There are plenty of voices raising concern about our Asian foreign policy, to the extent we have one. Leading a congressional delegation in Japan, Majority Leader Eric Cantor (R-Va.) released a statement:
We welcome the President’s visit to the Asia-Pacific and to Japan. Our coinciding visits reflect a strong commitment on behalf of both the U.S. executive and legislative branches toward this region. We believe that our prosperity in America is tied to the growth and stability of the Asia-Pacific and that a cornerstone of U.S. engagement in this region is the U.S.-Japanese alliance.
As a global power, however, the United States has many challenges across the world. We all remain very concerned about what’s going in Iran and its quest for a nuclear weapons capability. We are also very concerned about the terrible conflict in Syria, as well as by Mr. Putin of Russia’s aggression toward Ukraine.
While we cannot afford to ignore these challenges, none of this should distract from the priority the United States also must place on the Asia-Pacific. We are a Pacific nation. However, America’s commitment to our friends and allies around the world is critical to our standing with our allies in the Asia-Pacific region.
In other words, our much promised “pivot” to Asia never happened and when it does it shouldn’t be at the expense of our other global interests. How we calm jangled nerves in the region and demonstrate a commitment to our alliances with democratic friends is no mystery, but it does require presidential focus. The president’s former deputy chief of staff Jim Steinberg and Michael O’Hanlon of the center-left Brookings Institute join the chorus of those on the right calling for greater resolve when it comes to addressing the threat our allies face from China:
We propose [a policy] entitled “Resolve and Reassure.”
War too often results from misplaced judgments about another country’s resolve. In East Asia, and between China and the United States, the Korean War demonstrates what can happen when countries miscalculate other’s willingness to act. The United States needs to project clarity about its resolve to defend its vital interests. And in the current context of East Asia, nowhere is this more important than with respect to alliance commitments. To prevent misjudgment, the United States must sustain the credibility of its treaty obligations, both in words — as the administration has done by making clear that the Senkakus fall under the U.S. obligation to assist Japan via the U.S.-Japan security treaty — and in actions.
That does not mean Washington must immediately unsheathe the sword if tensions escalate over China’s actions near the Senkakus or disputed islands in the South China Sea, but it must make clear that it is prepared to impose significant costs if red lines are crossed — which is why the response to Russia’s actions in Ukraine is so salient to the situation in East Asia.

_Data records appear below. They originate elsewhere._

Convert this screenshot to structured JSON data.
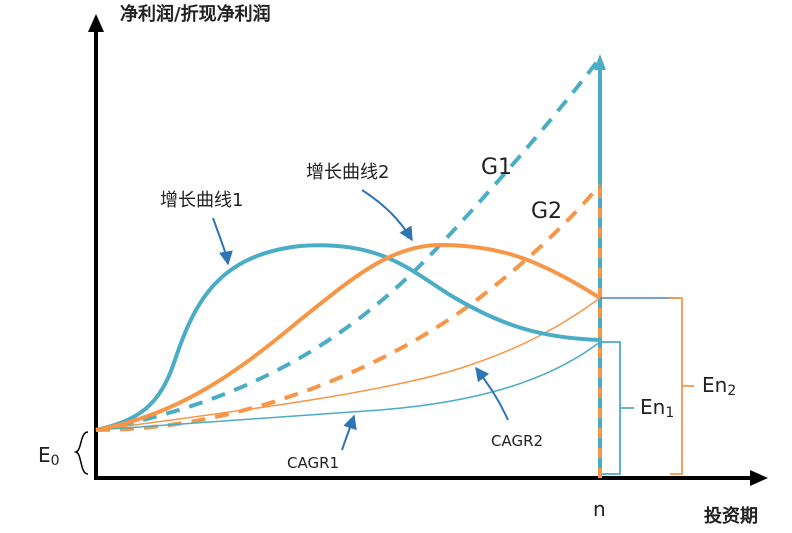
{
  "axes": {
    "y_label": "净利润/折现净利润",
    "x_label": "投资期",
    "x_end_tick": "n"
  },
  "curves": {
    "growth1": {
      "label": "增长曲线1",
      "color": "#4BACC6"
    },
    "growth2": {
      "label": "增长曲线2",
      "color": "#F79646"
    },
    "g1": {
      "label": "G1"
    },
    "g2": {
      "label": "G2"
    },
    "cagr1": {
      "label": "CAGR1"
    },
    "cagr2": {
      "label": "CAGR2"
    }
  },
  "brackets": {
    "e0": {
      "main": "E",
      "sub": "0"
    },
    "en1": {
      "main": "En",
      "sub": "1"
    },
    "en2": {
      "main": "En",
      "sub": "2"
    }
  },
  "colors": {
    "axis": "#000000",
    "blue": "#4BACC6",
    "orange": "#F79646",
    "bracket_blue": "#4F81BD"
  }
}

U.S. allies in Asia worry that China’s ability to impose economic costs against the United States might deter Washington from acting — a concern exacerbated by U.S. and European caution in imposing costs on Russia. The late March expansion of sanctions against Russia should help reassure U.S. allies of Washington’s willingness to accept the risks of economic retaliation in order to impose costs on those who cross red lines. U.S. allies will be watching closely to see if the threats of broader sanctions become more concrete in the event of further Russian encroachments.
I part company with the authors when it comes to hoping that we can persuade China “to slow the rate of its military buildup rather than race for parity.” Maybe it is time for the U.S. to stop indiscriminately cutting its defense budget. Insofar as the authors recommend “confidence building [with China], including the willingness to enter into mutual agreements that help make credible each side’s professions of good intentions,” this would seem more appropriate once we have re-established credibility with our allies.
However, the authors’ key point — that our Russia policy affects our China policy and our Asian allies’ comfort level — could not be more accurate. Once we begin keeping commitments and holding aggressors accountable in one part of the world, countries elsewhere will learn we mean business. And speaking of business, the completion of the Trans-Pacific Partnership deal would confirm that there are benefits to a close relationship with the U.S. (Cantor noted, “We’re pleased to hear that our negotiators along with those here in Japan are making progress. All of us would say we believe this agreement would mean real job growth and real economic prosperity not only for you here in the region but for us in the United States.”) Unlike the Middle East, we have a bevy of friendly democratic nations in Asia; now all we need is American leadership to defend our mutual interests.